The only ones who are still really under the chip crunch is the automotive industry, but that's due to the chips they use are all on older design processes (14nm and up), which have for the most part been replaced by more modern processes. This is on them though, not the chip fabs, and they need to fix that problem themselves.

So really, the exchange rates coupled with the inflation (making other parts and shipping more expensive) seems to me to be the only valid reason, as chip pricing could only have been an issue until a couple months before the announcement.

The Chip bakers also feel the pressure of inflation
https://www.theregister.com/2022/07/14/intel_plans_price_hikes_for/

So the supply may be coming back, the margins aren't. And still no PS5 in stores :/

That's not really comparable.

Intel's margins crashed down over the years since the release of Ryzen, as they had to make increasingly large chips to be able to compete with AMD. Larger chips => less chips per Wafer => less margin at the same price point.
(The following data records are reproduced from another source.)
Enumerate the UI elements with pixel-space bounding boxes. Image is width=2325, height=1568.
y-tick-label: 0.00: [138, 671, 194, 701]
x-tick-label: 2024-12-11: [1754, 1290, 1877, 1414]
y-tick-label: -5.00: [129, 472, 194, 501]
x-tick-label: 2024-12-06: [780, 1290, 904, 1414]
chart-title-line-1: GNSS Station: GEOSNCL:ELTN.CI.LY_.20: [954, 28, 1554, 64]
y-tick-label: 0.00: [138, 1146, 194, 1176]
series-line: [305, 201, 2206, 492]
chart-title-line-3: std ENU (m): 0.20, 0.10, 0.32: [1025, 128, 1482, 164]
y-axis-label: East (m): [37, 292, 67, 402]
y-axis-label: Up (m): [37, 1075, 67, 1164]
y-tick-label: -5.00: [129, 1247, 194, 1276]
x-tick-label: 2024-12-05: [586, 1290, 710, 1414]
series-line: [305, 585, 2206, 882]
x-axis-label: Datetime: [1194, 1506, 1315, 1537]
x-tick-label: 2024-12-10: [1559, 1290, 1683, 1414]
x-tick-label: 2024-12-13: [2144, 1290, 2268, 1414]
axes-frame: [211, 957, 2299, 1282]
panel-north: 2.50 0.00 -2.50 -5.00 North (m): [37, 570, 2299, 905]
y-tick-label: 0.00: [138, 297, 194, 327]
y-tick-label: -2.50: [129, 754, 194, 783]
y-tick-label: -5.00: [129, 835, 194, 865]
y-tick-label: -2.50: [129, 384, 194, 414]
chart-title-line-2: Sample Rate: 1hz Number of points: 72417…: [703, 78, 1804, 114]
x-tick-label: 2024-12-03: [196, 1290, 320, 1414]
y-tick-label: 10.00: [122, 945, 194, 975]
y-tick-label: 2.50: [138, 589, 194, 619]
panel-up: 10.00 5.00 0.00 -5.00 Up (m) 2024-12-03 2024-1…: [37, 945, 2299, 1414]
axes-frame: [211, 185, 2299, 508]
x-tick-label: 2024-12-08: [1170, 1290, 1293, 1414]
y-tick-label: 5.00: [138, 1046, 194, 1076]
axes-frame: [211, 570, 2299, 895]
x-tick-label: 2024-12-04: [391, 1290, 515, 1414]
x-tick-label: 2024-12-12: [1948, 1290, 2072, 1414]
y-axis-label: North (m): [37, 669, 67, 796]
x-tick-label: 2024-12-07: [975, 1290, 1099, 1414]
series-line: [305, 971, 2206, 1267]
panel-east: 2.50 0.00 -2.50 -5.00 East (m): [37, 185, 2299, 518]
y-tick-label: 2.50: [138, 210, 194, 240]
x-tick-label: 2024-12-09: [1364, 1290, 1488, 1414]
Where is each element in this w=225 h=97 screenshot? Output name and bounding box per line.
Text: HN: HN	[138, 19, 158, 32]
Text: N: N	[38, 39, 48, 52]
For instance, Kaby Lake (the first competitor to Ryzen) was 125 mm2, but Alder Lake is with 215 mm2 almost twice as large, which means less than half as many chips per wafer, and Raptor Lake will be ~260mm2.

Intel Shareholders are wary because of both the last quarterly report (which was pretty bad) and Intel's fab-building plans (which will cost tens of billions). Raising the prices is mostly just to keep those happy, otherwise the EPS (earnings per share) would collapse and and with them, the market value of Intel proper.